UPM Raflatac to make investments in Poland

UPM Raflatac plans to increase production capacity for its filmic labelstock business in Europe by investing approximately 13 million EUR (18 million USD) in a new coating line at the company’s self-adhesive labelstock factory in Nowa Wies, Poland.

UPM Raflatac to make investments in Poland

This initiative will support UPM Raflatac’s target to secure cost competitive growth in films in the long term. The start-up of the new assets is estimated to take place in the first quarter of next year.

Following the planned investment, an older film coating line in Tampere, Finland and the UPM Raflatac siliconizing line in Tervasaari, Finland will be closed.

In addition, UPM Raflatac plans to improve productivity in its sheet labelstock business by closing sheet labelstock coating operations and reducing capacity in sheets finishing in Polinya, Spain. The sheet coating will be centralized to Nowa Wies.

 The planned actions are estimated to result in annual cost savings of about four million EUR (5.5 million USD) starting from 2015 and exceeding six million EUR (eight million USD) in 2016.
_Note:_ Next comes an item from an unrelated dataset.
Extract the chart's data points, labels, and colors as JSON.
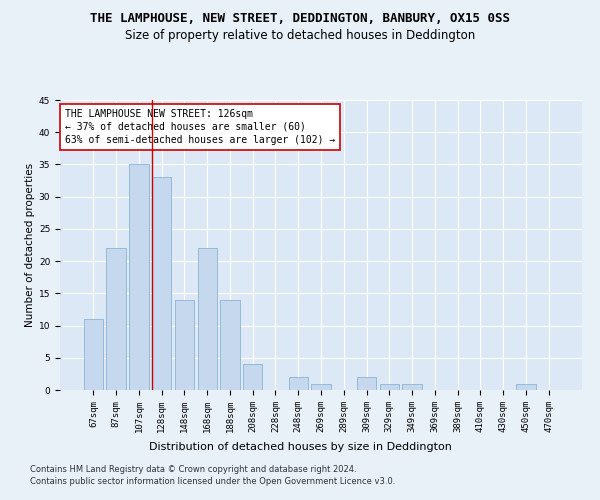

If all plans are implemented, the estimated total personnel impact would be a maximum of 122 positions in the affected countries: a maximum of 86 positions in Spain and a maximum of 36 positions in Finland. The majority of restructuring is estimated to be completed by the end of 2014.

Tapio Kolunsarka, executive vice-President at UPM Raflatac, said: ‘In our film business we have enjoyed robust growth in Europe in recent years and therefore we are planning to increase filmic coating capacity in Nowa Wies, Poland.

‘The majority of the film market is in Central and Southern Europe and with this capacity we will be able to serve our customers in those market areas better in future. According to the plan, we aim to streamline our capacity in Tampere, Finland to meet the needs of the reduced service area.

‘In past years, the sheets market has been affected by changes in customer buying behaviour and the market segment has been stagnating. As a consequence we have seen a sharp increase in competition in the market and thus we are planning to centralize sheet production to Nowa Wies, Poland to be able to remain competitive in this segment in the future.

‘After these planned changes in our manufacturing and supply chain platform in Europe, we will have a highly productive capacity serving each of our key product segments with sufficient capacity to meet the needs of the future,’ Kolunsarka concluded.